The retail inflation data for October once again underscore the fact that the update of the Consumer Price Index (CPI) cannot happen fast enough. The data show that the rate of overall inflation fell to just 0.25%, the lowest it has been since at least January 2012. On the face of it, this would be cause for celebration, but a deeper look reveals this drastic fall to be a statistical anomaly rather than an actual fall in price levels. The food and beverages category saw prices falling 3.7% in October, the largest in the history of the CPI’s current series. However, the main reason for this contraction was not so much that food prices have fallen, but because food inflation in October last year was a blistering 9.7%. This high base ensured that food inflation in October 2025 was negative, even though vegetable prices in markets have been on the rise recently. With the food and beverages category enjoying a weightage of nearly 46% in the overall CPI basket, this statistical anomaly in food inflation was responsible for pulling the entire index down. Indeed, inflation in nearly every other major sub-group — fuel and light, housing, tobacco, and the miscellaneous category — was higher this October than last. The impact of the GST rate cuts has, so far, been seen only in the clothing and footwear category — the only one apart from food to see inflation lower than last year. All of this shows just how skewed the inflation measure is. Not only is it outdated, with the base year set as 2012, but the weightages are no longer accurate and more often obscure rather than clarify. The disconnect between the CPI and reality can perhaps best be shown by the fact that people the Reserve Bank of India (RBI) had surveyed in September had said that their perceived inflation rate was 7.4% — a far cry from what the CPI reported.
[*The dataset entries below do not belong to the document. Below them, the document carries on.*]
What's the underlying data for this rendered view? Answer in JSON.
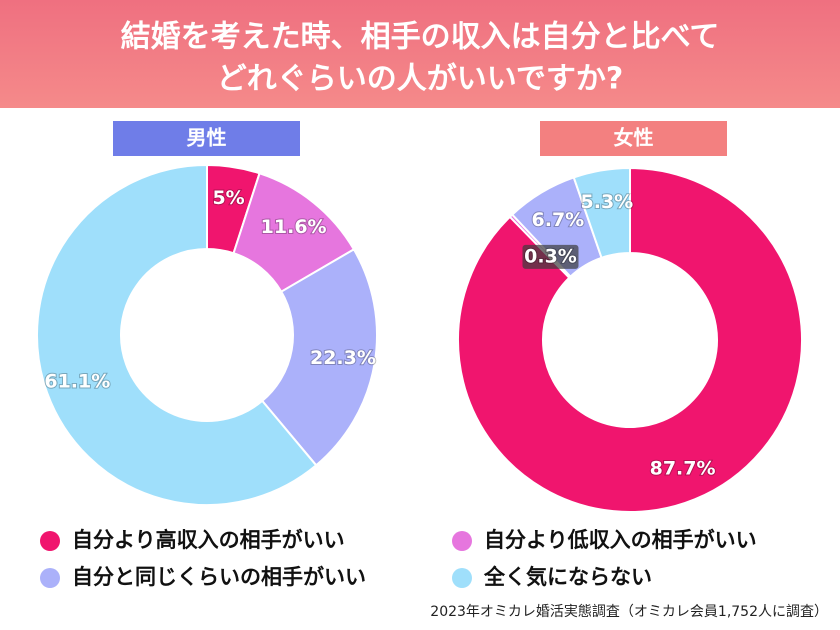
{
  "title_lines": [
    "結婚を考えた時、相手の収入は自分と比べて",
    "どれぐらいの人がいいですか?"
  ],
  "legend": [
    {
      "name": "自分より高収入の相手がいい",
      "color": "#f0156e"
    },
    {
      "name": "自分より低収入の相手がいい",
      "color": "#e676de"
    },
    {
      "name": "自分と同じくらいの相手がいい",
      "color": "#abb1fa"
    },
    {
      "name": "全く気にならない",
      "color": "#9fdffb"
    }
  ],
  "chart_data": [
    {
      "type": "donut",
      "title": "男性",
      "title_color": "#6f7de8",
      "values": [
        5,
        11.6,
        22.3,
        61.1
      ],
      "value_labels": [
        "5%",
        "11.6%",
        "22.3%",
        "61.1%"
      ]
    },
    {
      "type": "donut",
      "title": "女性",
      "title_color": "#f38080",
      "values": [
        87.7,
        0.3,
        6.7,
        5.3
      ],
      "value_labels": [
        "87.7%",
        "0.3%",
        "6.7%",
        "5.3%"
      ]
    }
  ],
  "footnote": "2023年オミカレ婚活実態調査（オミカレ会員1,752人に調査）"
}
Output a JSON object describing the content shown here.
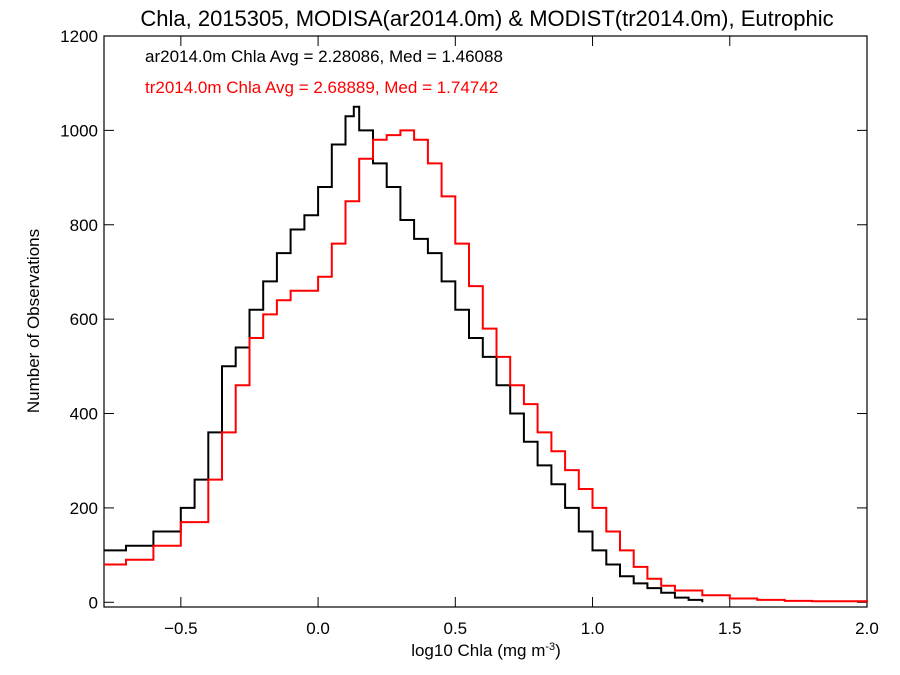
{
  "chart_data": {
    "type": "line",
    "title": "Chla, 2015305, MODISA(ar2014.0m) & MODIST(tr2014.0m), Eutrophic",
    "xlabel_main": "log10 Chla (mg m",
    "xlabel_exponent": "-3",
    "xlabel_close": ")",
    "ylabel": "Number of Observations",
    "xlim": [
      -0.78,
      2.0
    ],
    "ylim": [
      -10,
      1200
    ],
    "grid": false,
    "x_ticks": [
      -0.5,
      0.0,
      0.5,
      1.0,
      1.5,
      2.0
    ],
    "x_tick_labels": [
      "−0.5",
      "0.0",
      "0.5",
      "1.0",
      "1.5",
      "2.0"
    ],
    "y_ticks": [
      0,
      200,
      400,
      600,
      800,
      1000,
      1200
    ],
    "y_tick_labels": [
      "0",
      "200",
      "400",
      "600",
      "800",
      "1000",
      "1200"
    ],
    "legend_placement": "top-left",
    "series": [
      {
        "name": "ar2014.0m",
        "annotation": "ar2014.0m Chla Avg = 2.28086, Med = 1.46088",
        "color": "#000000",
        "x": [
          -0.78,
          -0.7,
          -0.6,
          -0.5,
          -0.45,
          -0.4,
          -0.35,
          -0.3,
          -0.25,
          -0.2,
          -0.15,
          -0.1,
          -0.05,
          0.0,
          0.05,
          0.1,
          0.13,
          0.15,
          0.2,
          0.25,
          0.3,
          0.35,
          0.4,
          0.45,
          0.5,
          0.55,
          0.6,
          0.65,
          0.7,
          0.75,
          0.8,
          0.85,
          0.9,
          0.95,
          1.0,
          1.05,
          1.1,
          1.15,
          1.2,
          1.25,
          1.3,
          1.35,
          1.4
        ],
        "y": [
          110,
          120,
          150,
          200,
          260,
          360,
          500,
          540,
          620,
          680,
          740,
          790,
          820,
          880,
          970,
          1030,
          1050,
          1000,
          930,
          880,
          810,
          770,
          740,
          680,
          620,
          560,
          520,
          460,
          400,
          340,
          290,
          250,
          200,
          150,
          110,
          80,
          55,
          40,
          30,
          20,
          10,
          5,
          0
        ]
      },
      {
        "name": "tr2014.0m",
        "annotation": "tr2014.0m Chla Avg = 2.68889, Med = 1.74742",
        "color": "#ff0000",
        "x": [
          -0.78,
          -0.7,
          -0.6,
          -0.5,
          -0.4,
          -0.35,
          -0.3,
          -0.25,
          -0.2,
          -0.15,
          -0.1,
          -0.05,
          0.0,
          0.05,
          0.1,
          0.15,
          0.2,
          0.25,
          0.3,
          0.35,
          0.4,
          0.45,
          0.5,
          0.55,
          0.6,
          0.65,
          0.7,
          0.75,
          0.8,
          0.85,
          0.9,
          0.95,
          1.0,
          1.05,
          1.1,
          1.15,
          1.2,
          1.25,
          1.3,
          1.4,
          1.5,
          1.6,
          1.7,
          1.8,
          2.0
        ],
        "y": [
          80,
          90,
          120,
          170,
          260,
          360,
          460,
          560,
          610,
          640,
          660,
          660,
          690,
          760,
          850,
          940,
          980,
          990,
          1000,
          980,
          930,
          860,
          760,
          670,
          580,
          520,
          460,
          420,
          360,
          320,
          280,
          240,
          200,
          150,
          110,
          75,
          50,
          35,
          25,
          15,
          8,
          5,
          3,
          2,
          0
        ]
      }
    ]
  }
}
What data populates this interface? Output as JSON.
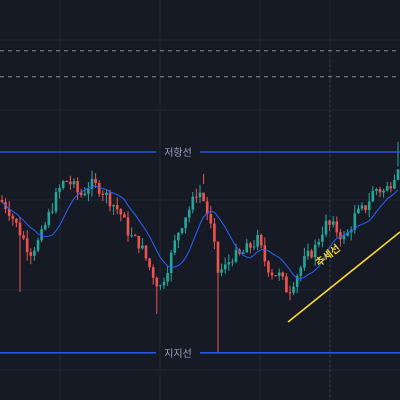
{
  "chart_data": {
    "type": "candlestick",
    "title": "",
    "xlabel": "",
    "ylabel": "",
    "grid": true,
    "ylim": [
      0,
      100
    ],
    "colors": {
      "up": "#26a69a",
      "down": "#ef5350",
      "ma": "#2962ff",
      "level": "#2962ff",
      "trend": "#fdd835",
      "dashed": "#8a8f99",
      "background": "#161a25"
    },
    "levels": {
      "resistance": {
        "label": "저항선",
        "value": 62.0
      },
      "support": {
        "label": "지지선",
        "value": 11.8
      }
    },
    "dashed_levels": [
      87.3,
      80.8
    ],
    "trendline": {
      "label": "추세선",
      "start": [
        72,
        19.5
      ],
      "end": [
        100,
        42.0
      ]
    },
    "candles": [],
    "ma_period": 10
  }
}
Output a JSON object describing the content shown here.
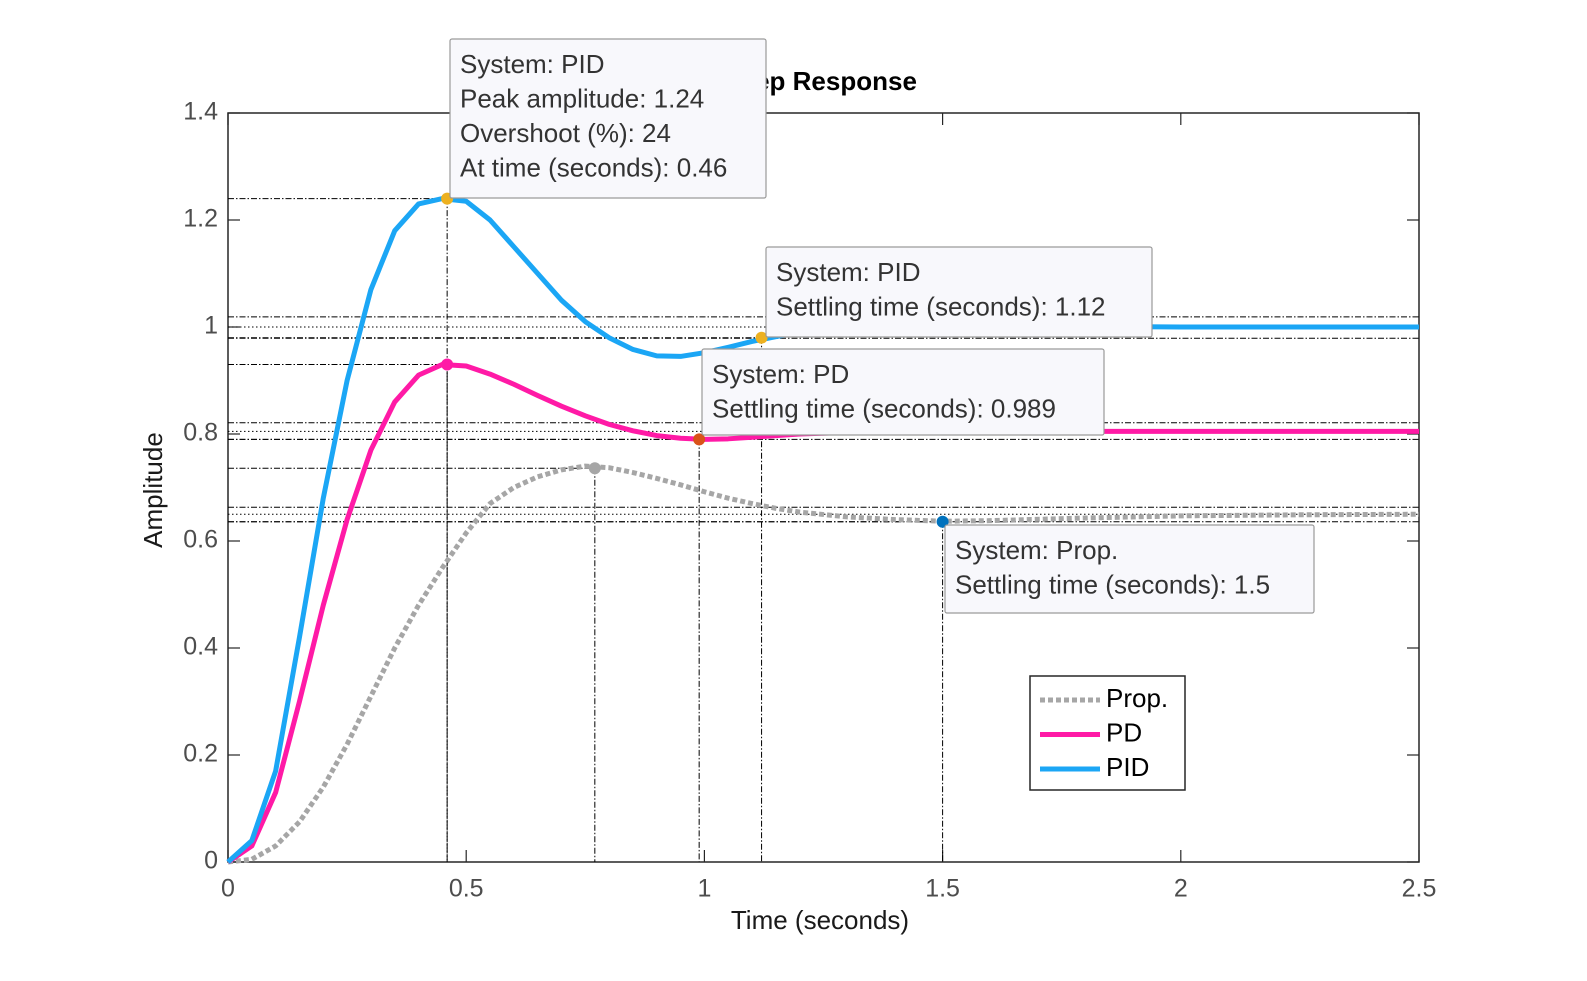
{
  "chart_data": {
    "type": "line",
    "title": "Step Response",
    "x_label": "Time (seconds)",
    "y_label": "Amplitude",
    "x": [
      0,
      0.05,
      0.1,
      0.15,
      0.2,
      0.25,
      0.3,
      0.35,
      0.4,
      0.45,
      0.5,
      0.55,
      0.6,
      0.65,
      0.7,
      0.75,
      0.8,
      0.85,
      0.9,
      0.95,
      1.0,
      1.05,
      1.1,
      1.15,
      1.2,
      1.3,
      1.4,
      1.5,
      1.6,
      1.8,
      2.0,
      2.25,
      2.5
    ],
    "series": [
      {
        "name": "Prop.",
        "color": "#a6a6a6",
        "dash": true,
        "values": [
          0,
          0.005,
          0.03,
          0.075,
          0.14,
          0.22,
          0.31,
          0.4,
          0.48,
          0.55,
          0.615,
          0.67,
          0.7,
          0.72,
          0.733,
          0.74,
          0.737,
          0.728,
          0.717,
          0.705,
          0.692,
          0.68,
          0.67,
          0.661,
          0.654,
          0.645,
          0.64,
          0.637,
          0.638,
          0.643,
          0.647,
          0.649,
          0.65
        ]
      },
      {
        "name": "PD",
        "color": "#ff1aa6",
        "dash": false,
        "values": [
          0,
          0.03,
          0.13,
          0.3,
          0.48,
          0.64,
          0.77,
          0.86,
          0.91,
          0.93,
          0.927,
          0.912,
          0.893,
          0.872,
          0.852,
          0.834,
          0.818,
          0.806,
          0.797,
          0.792,
          0.79,
          0.791,
          0.794,
          0.797,
          0.8,
          0.803,
          0.805,
          0.806,
          0.806,
          0.805,
          0.805,
          0.805,
          0.805
        ]
      },
      {
        "name": "PID",
        "color": "#1ba6f5",
        "dash": false,
        "values": [
          0,
          0.04,
          0.17,
          0.42,
          0.68,
          0.9,
          1.07,
          1.18,
          1.23,
          1.24,
          1.235,
          1.2,
          1.15,
          1.1,
          1.05,
          1.01,
          0.98,
          0.958,
          0.946,
          0.945,
          0.952,
          0.962,
          0.973,
          0.982,
          0.99,
          0.997,
          1.0,
          1.002,
          1.002,
          1.001,
          1.0,
          1.0,
          1.0
        ]
      }
    ],
    "xlim": [
      0,
      2.5
    ],
    "xticks": [
      0,
      0.5,
      1,
      1.5,
      2,
      2.5
    ],
    "ylim": [
      0,
      1.4
    ],
    "yticks": [
      0,
      0.2,
      0.4,
      0.6,
      0.8,
      1,
      1.2,
      1.4
    ],
    "legend": "lower right",
    "final_values": [
      1.0,
      0.805,
      0.65
    ],
    "settling_bands": [
      1.019,
      0.979,
      0.821,
      0.79,
      0.663,
      0.636
    ],
    "markers": [
      {
        "x": 0.46,
        "y": 0.93,
        "color": "#ff1aa6"
      },
      {
        "x": 0.77,
        "y": 0.736,
        "color": "#a6a6a6"
      }
    ],
    "datatips": [
      {
        "x": 0.46,
        "y": 1.24,
        "color": "#edb120",
        "lines": [
          "System: PID",
          "Peak amplitude: 1.24",
          "Overshoot (%): 24",
          "At time (seconds): 0.46"
        ]
      },
      {
        "x": 1.12,
        "y": 0.98,
        "color": "#edb120",
        "lines": [
          "System: PID",
          "Settling time (seconds): 1.12"
        ]
      },
      {
        "x": 0.989,
        "y": 0.79,
        "color": "#d95319",
        "lines": [
          "System: PD",
          "Settling time (seconds): 0.989"
        ]
      },
      {
        "x": 1.5,
        "y": 0.636,
        "color": "#0072bd",
        "lines": [
          "System: Prop.",
          "Settling time (seconds): 1.5"
        ]
      }
    ]
  }
}
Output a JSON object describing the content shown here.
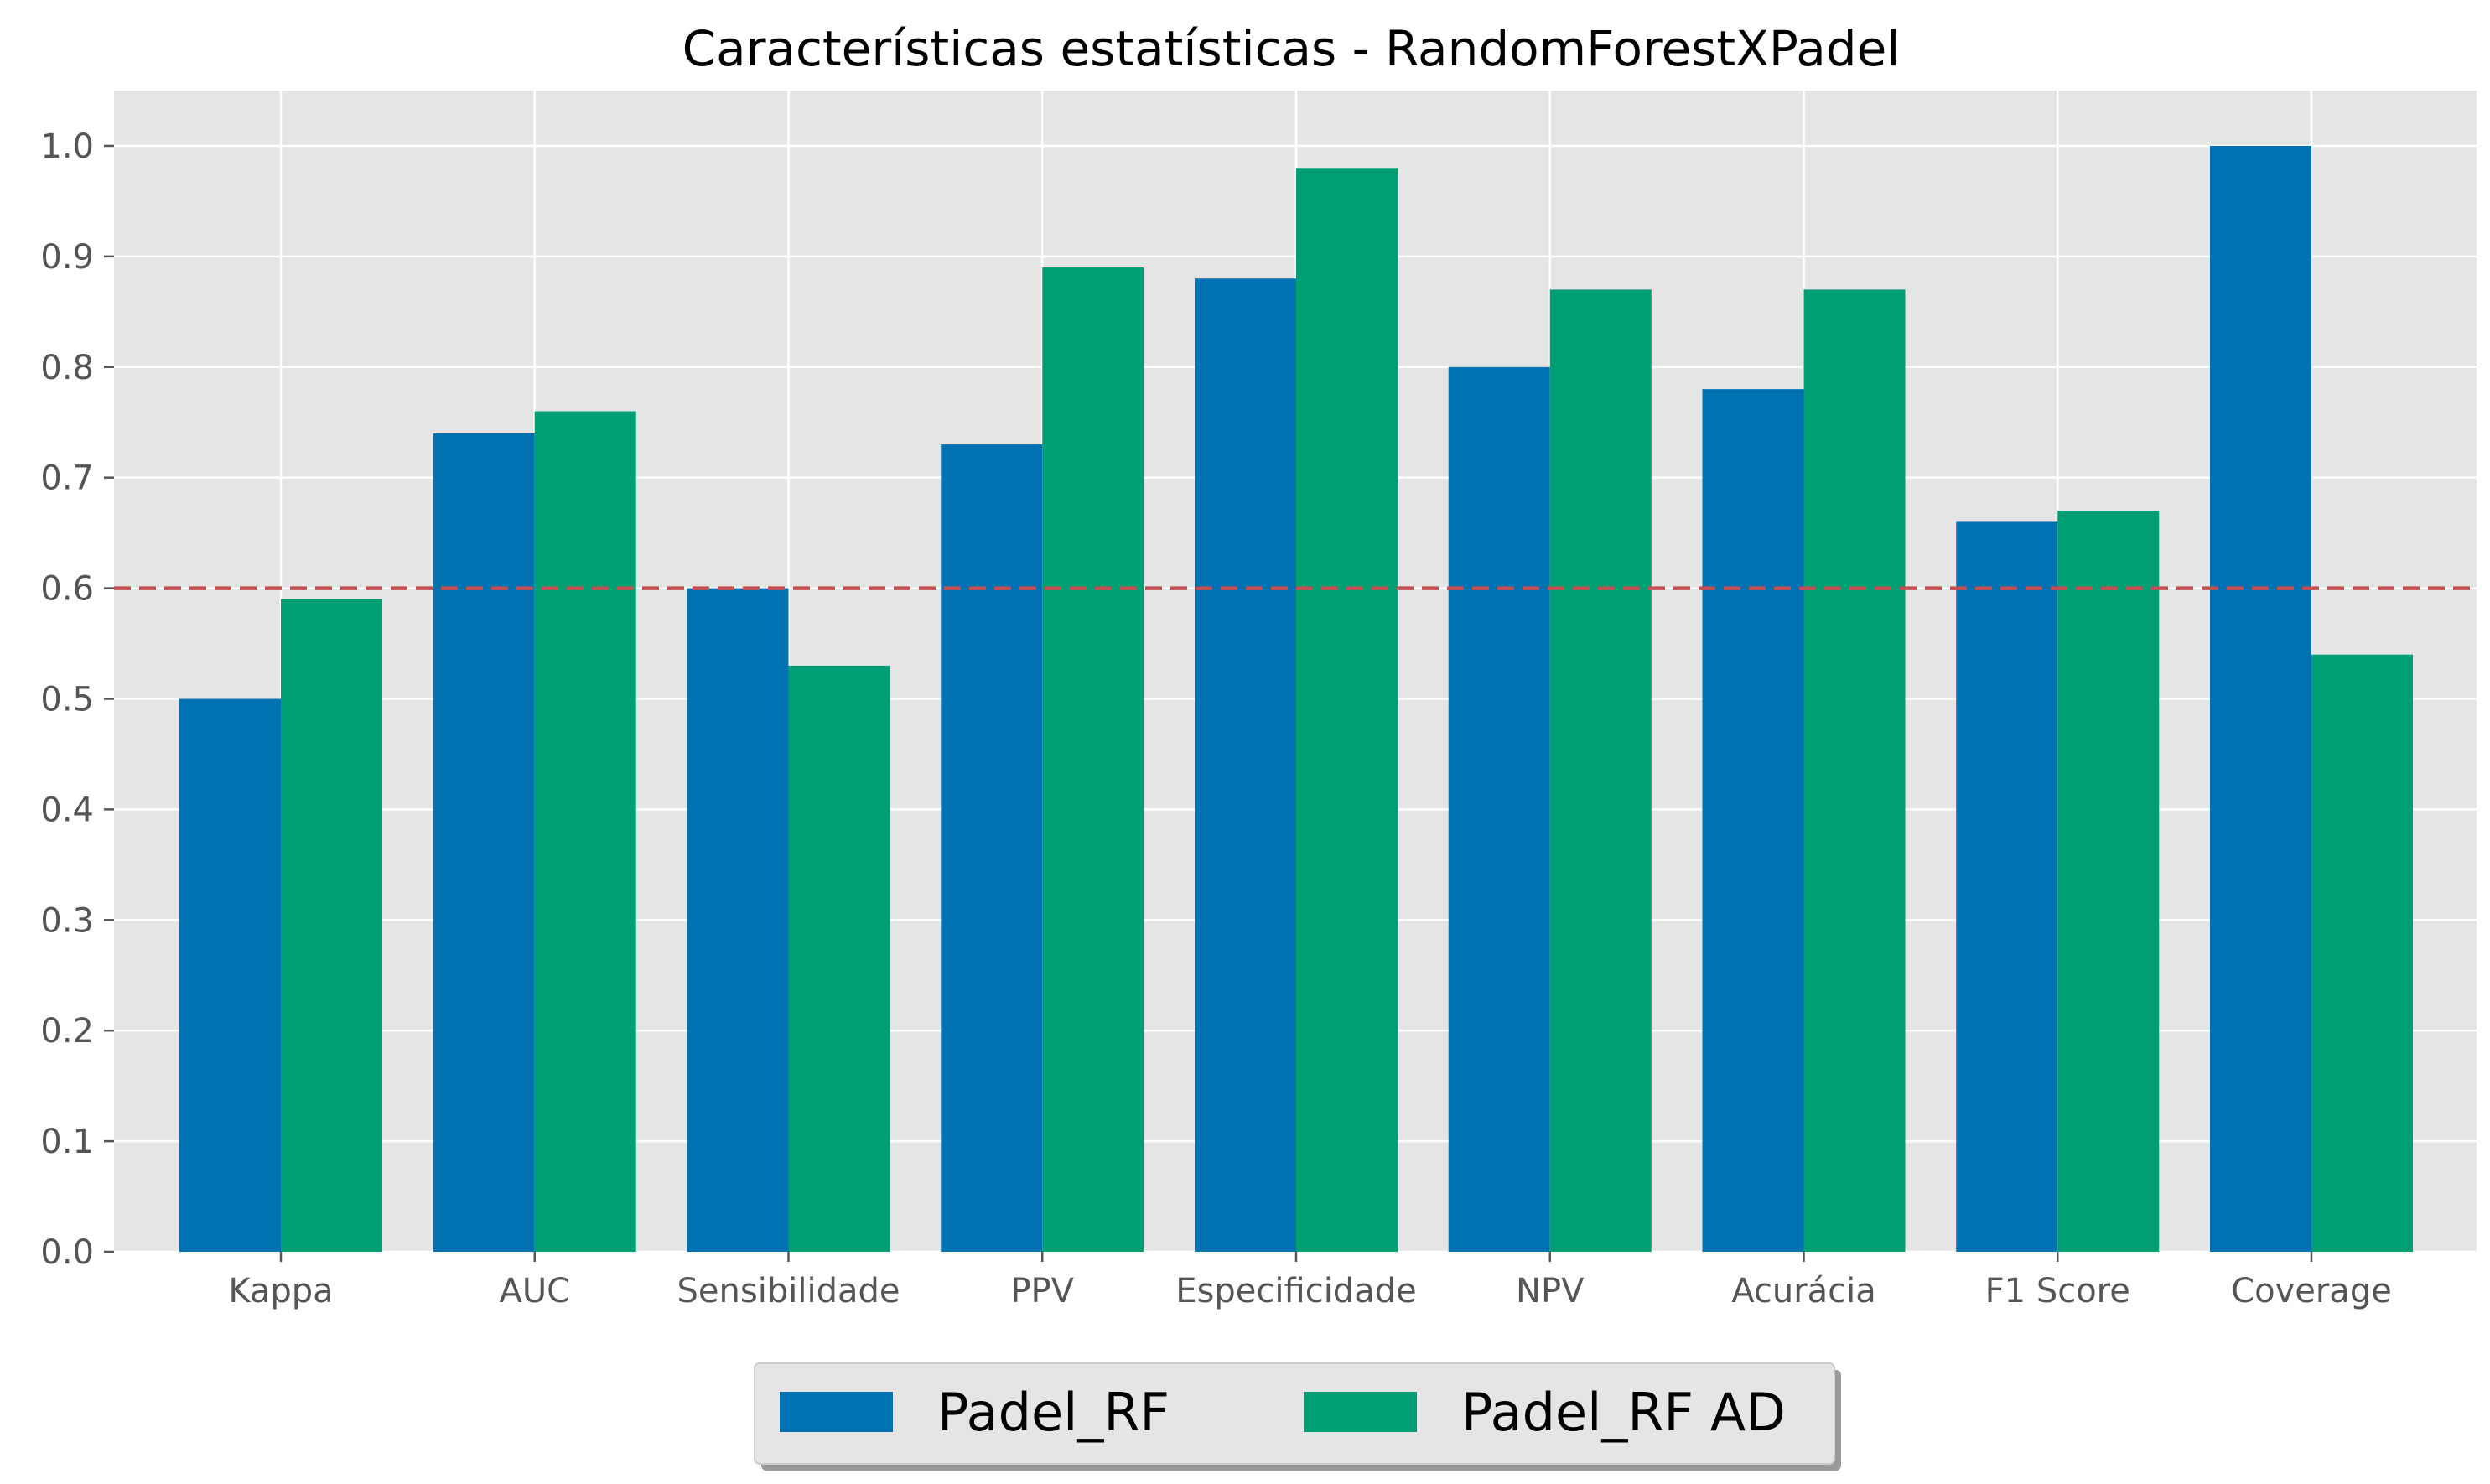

The urgency behind the update is not just because of the vast gap between measured and perceived inflation. It is also because the RBI’s Monetary Policy Committee uses the CPI as its benchmark when deciding what to do with interest rates. Its next meeting is in December and it will have to decide whether to keep rates unchanged or to cut them. It will have to contend with growth data clouded by the temporary impact of the GST rate cut-related demand boost. Having to also parse through inflation data beset by statistical anomalies will only make accurate policymaking that much harder. The Ministry of Statistics and Programme Implementation has said that the new series of the CPI will be ready by the first quarter of the next financial year. The sooner it happens, the better.